Learning from your business experience, rather than simply trying to replicate a previous firm, is crucial to the success of a broker-dealer owner making a second run, one industry observer said.
“I think Marshall has really matured as an executive,” said Larry Papike, who owned a broker-dealer in the 1980s and 1990s and brokered the sales of several others before opening a recruiting firm, Cross-Search. “He's very cautious as to [the] advisers he brings on, and he's very cautious on products,” said Mr. Papike, who has recruited for Summit.
Mr. Leeds “is not looking to make the big score every day; he's looking for slow, steady growth,” Mr. Papike said. “That's the opposite of the way we used to do it in the old days.”
Some second acts fail.
Stephen Wild sold Securities America Inc., in 1998 to American Express Financial Advisors, now Ameriprise Financial Inc., for an undisclosed amount. A few years later, Mr. Wild launched another independent B-D, QA3 Financial Corp.
The firm looked to be a surefire success, and Mr. Wild built it up to more than 400 independent reps by the end of 2010. But the entire enterprise diminished in the span of a few months as the firm, like dozens of other independent B-Ds, was crushed under the costs of litigation stemming from private placements that failed during the credit crisis.
QA3, like Securities America, was a big seller of two series of private placements, Medical Capital Holdings Inc. notes and preferred stock of Provident Royalties LLC, both of which the Securities and Exchange Commission have charged were fraudulent.
In February 2011, QA3 abruptly told its brokers the firm was going to close and that the reps and advisers had a week to find a new employer.
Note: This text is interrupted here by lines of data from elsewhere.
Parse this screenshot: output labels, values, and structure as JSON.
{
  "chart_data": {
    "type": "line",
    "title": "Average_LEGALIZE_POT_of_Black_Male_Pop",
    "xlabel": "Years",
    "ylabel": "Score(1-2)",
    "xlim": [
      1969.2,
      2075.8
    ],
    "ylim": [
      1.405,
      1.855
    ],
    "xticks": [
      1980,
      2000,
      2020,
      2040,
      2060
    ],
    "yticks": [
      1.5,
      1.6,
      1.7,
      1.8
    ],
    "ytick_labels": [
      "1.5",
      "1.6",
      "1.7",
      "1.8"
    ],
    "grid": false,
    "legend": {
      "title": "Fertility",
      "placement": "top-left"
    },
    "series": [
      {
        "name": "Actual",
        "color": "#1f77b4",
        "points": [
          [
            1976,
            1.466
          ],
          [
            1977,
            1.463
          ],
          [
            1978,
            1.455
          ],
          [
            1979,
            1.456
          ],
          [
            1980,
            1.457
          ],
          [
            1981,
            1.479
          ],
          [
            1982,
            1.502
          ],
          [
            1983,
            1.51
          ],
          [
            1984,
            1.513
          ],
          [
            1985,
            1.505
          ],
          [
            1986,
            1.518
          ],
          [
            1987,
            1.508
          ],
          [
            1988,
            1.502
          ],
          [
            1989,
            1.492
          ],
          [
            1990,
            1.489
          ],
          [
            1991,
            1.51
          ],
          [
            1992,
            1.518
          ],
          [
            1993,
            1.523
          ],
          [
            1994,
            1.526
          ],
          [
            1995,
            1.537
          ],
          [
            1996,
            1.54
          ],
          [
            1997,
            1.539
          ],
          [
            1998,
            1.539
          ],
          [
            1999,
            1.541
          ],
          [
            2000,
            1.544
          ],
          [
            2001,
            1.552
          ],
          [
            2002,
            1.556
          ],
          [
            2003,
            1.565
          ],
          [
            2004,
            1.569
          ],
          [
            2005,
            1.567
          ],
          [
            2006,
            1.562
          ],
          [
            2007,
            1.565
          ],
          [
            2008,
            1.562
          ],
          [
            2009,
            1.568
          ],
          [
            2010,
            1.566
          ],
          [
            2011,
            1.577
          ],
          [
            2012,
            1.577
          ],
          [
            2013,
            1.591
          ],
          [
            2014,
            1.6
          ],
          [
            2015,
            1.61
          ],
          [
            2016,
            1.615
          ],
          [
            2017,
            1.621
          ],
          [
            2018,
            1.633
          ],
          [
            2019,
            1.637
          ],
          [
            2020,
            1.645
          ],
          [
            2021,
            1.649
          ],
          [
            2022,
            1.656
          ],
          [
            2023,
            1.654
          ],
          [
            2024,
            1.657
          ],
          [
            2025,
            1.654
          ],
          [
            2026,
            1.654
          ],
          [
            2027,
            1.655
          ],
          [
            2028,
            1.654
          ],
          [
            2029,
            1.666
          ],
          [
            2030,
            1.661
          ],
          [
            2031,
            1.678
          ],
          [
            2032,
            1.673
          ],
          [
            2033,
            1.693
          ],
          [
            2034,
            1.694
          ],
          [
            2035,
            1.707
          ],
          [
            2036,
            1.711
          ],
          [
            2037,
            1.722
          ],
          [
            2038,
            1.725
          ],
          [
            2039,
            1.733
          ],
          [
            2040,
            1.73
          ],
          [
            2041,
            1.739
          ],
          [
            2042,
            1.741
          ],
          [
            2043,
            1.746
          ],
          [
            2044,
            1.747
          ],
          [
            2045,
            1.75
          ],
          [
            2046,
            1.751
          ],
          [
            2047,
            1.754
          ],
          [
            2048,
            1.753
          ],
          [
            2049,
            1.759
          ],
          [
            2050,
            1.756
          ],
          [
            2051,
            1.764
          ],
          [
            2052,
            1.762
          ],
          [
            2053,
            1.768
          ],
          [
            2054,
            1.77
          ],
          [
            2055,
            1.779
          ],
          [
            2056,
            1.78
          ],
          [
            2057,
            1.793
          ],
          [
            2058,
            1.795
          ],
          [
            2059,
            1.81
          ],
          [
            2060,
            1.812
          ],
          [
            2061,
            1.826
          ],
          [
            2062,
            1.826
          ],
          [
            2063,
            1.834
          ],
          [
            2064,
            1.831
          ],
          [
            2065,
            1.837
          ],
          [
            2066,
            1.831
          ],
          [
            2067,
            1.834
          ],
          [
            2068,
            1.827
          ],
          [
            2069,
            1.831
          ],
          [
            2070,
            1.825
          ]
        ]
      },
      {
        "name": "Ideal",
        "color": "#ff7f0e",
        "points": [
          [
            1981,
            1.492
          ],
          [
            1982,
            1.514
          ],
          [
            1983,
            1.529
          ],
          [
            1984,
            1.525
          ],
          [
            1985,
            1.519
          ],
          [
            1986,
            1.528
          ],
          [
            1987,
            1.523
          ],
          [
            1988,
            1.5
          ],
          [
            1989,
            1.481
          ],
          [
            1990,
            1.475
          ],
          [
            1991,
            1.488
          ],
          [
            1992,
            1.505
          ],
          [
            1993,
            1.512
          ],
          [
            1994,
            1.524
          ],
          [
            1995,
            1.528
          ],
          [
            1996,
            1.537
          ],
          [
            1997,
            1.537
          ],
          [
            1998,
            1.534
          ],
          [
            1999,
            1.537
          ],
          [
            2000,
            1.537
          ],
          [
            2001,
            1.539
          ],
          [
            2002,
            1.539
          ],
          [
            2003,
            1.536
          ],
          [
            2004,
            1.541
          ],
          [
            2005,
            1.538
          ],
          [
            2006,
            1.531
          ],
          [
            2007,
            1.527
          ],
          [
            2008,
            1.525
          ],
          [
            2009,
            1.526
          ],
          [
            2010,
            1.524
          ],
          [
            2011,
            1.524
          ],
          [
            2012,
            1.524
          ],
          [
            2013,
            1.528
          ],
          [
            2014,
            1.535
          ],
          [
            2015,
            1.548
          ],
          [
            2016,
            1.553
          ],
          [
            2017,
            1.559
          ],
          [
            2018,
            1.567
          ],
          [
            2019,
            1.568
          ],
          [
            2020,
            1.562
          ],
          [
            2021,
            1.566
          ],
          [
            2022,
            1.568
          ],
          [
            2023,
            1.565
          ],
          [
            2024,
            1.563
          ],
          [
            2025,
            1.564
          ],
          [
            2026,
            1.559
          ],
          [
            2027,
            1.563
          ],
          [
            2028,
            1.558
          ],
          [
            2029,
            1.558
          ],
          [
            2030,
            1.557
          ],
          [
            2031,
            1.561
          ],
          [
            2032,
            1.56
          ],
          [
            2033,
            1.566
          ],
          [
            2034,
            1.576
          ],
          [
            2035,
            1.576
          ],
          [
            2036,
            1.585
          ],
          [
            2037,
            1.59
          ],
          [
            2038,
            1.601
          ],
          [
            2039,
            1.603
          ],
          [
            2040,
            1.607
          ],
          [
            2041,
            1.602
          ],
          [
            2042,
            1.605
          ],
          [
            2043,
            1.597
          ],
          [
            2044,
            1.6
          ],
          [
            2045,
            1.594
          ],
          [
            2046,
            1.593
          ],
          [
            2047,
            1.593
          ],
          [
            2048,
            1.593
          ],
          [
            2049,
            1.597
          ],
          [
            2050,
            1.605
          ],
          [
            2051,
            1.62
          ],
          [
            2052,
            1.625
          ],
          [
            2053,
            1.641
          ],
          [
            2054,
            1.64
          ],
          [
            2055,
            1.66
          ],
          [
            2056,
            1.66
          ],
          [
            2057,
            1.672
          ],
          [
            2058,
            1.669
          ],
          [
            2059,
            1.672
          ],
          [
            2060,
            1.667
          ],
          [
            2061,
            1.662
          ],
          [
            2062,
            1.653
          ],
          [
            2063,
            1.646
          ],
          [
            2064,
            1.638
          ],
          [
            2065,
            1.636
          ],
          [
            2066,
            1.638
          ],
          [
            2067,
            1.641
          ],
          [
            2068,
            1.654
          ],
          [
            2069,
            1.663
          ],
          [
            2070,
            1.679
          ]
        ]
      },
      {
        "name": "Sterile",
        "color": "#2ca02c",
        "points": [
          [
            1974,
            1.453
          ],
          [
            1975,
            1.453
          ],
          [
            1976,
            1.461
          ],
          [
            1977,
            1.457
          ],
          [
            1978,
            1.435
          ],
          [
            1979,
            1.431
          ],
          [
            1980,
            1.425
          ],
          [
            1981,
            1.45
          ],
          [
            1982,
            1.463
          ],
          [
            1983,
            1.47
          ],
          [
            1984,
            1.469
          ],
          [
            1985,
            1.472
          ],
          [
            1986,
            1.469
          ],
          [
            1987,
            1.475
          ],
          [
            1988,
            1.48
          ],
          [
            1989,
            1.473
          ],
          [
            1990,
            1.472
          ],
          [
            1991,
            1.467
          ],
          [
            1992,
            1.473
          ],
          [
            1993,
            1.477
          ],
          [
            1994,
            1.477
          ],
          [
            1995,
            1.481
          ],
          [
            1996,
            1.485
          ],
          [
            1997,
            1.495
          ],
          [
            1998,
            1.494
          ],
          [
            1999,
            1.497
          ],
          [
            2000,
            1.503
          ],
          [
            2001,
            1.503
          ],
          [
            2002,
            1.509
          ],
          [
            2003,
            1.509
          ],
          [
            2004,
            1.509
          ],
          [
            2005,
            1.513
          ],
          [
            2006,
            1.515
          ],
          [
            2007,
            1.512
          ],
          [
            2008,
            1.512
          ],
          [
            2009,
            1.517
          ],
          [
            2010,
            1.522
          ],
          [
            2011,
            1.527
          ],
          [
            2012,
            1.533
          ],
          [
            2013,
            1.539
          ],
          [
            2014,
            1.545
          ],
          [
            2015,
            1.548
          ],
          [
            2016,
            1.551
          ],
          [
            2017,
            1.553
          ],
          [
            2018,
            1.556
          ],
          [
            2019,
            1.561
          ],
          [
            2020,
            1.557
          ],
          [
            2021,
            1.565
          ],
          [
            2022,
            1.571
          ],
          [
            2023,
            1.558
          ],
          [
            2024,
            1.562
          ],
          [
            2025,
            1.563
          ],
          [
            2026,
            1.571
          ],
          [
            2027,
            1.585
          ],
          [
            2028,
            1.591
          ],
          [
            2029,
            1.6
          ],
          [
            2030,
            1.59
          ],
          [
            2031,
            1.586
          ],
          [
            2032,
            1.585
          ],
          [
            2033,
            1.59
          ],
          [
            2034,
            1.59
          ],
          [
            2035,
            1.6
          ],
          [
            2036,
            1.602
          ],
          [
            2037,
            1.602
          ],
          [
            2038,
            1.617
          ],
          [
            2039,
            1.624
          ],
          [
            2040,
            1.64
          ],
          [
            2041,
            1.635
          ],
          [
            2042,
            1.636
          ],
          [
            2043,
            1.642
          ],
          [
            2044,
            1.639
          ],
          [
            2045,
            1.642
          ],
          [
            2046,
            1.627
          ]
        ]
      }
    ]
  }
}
With so much at risk, broker-dealer owners in their second endeavor need to be more cautious with advisers and products than with their first, one executive said.
“The first thing is, you always want to do quality business,” said Scott Sherwood, part owner of Calton & Associates Inc.
Mr. Sherwood owned 15% of Investacorp Inc. before it was sold in 2007 to Ladenburg Thalmann Financial Services Inc. He now controls 20% of Calton, which has 200 reps and is looking to build, but will do so carefully, he said. “You never want to compromise for growth. Don't cut corners. Don't stretch to get business that you don't completely believe in.”
Meanwhile, Mr. Leeds does not anticipate a third act.
But advisers affiliated with Summit Brokerage, such as Mr. Leeds, are also stakeholders. At some point, if they receive an offer to buy the firm, Mr. Leeds' plans could change.
“If the advisers want to sell the firm, we'll sell the firm,” he said. “I never say we'll never sell the firm. It might happen, but that's not in the business plan.”